Alumni from other reality series also participated in the reunion. They were:

Heather (The Bachelor seasons 2 & 6), Dat Phan (winner, Last Comic Standing season 1), Erin (For Love or Money seasons 1 & 2), Cindy (The Swan season 1), Brennan (winner, Amazing Race 1), Gary (The Biggest Loser season 1), Norm (Real World season 1), Jason (Average Joe), Ivana Ma (The Apprentice season 2), Pamela (Apprentice season 2), Jay London (Last Comic Standing seasons 2 & 3), Ryan C. Benson (winner, The Biggest Loser season 1), Tara (Paradise Hotel, Life as a Model), Mark (Average Joe season 1), Reichen Lehmkuhl (winner, Amazing Race 4), Michael Tarshi (Apprentice season 3), Kyra Sundance and dog Chelsea (Showdog Moms & Dads), Brandon Kindle (Are You Hot? and Showdog Moms & Dads) and his partner Ryan Pacchiano (Showdog Moms & Dads) and their dog Liberace, Angela Dodson (Joe Schmo Show season 1), and Kara Saun (Project Runway).
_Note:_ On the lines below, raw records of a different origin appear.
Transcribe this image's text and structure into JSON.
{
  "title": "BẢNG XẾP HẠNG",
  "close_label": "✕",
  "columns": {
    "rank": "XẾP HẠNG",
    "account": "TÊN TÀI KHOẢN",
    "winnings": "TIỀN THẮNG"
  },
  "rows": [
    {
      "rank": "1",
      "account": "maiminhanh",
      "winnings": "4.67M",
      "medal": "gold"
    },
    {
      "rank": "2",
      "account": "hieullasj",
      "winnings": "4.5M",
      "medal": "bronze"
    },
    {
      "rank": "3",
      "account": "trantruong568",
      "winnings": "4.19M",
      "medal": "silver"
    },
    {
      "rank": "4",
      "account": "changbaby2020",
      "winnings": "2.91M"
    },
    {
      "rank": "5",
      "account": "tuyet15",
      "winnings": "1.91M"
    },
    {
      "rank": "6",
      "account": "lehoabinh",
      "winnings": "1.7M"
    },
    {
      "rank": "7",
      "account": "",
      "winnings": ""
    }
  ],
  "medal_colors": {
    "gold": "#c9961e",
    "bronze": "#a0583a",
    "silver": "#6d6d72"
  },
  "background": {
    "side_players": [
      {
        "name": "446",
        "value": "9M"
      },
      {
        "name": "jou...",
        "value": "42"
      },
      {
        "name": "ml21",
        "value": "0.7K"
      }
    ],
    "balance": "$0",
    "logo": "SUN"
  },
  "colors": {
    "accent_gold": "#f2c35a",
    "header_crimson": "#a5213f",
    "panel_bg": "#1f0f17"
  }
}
Discussions included their current careers, how they were treated after their respective series aired, Omarosa's disclosure that being a villain is the best way to garner money and public notoriety, and an update on various feuds from other series (Ryan vs. Nikki on American Idol, Omarosa vs. Heidi on Apprentice and Richard vs. Sue on Survivor).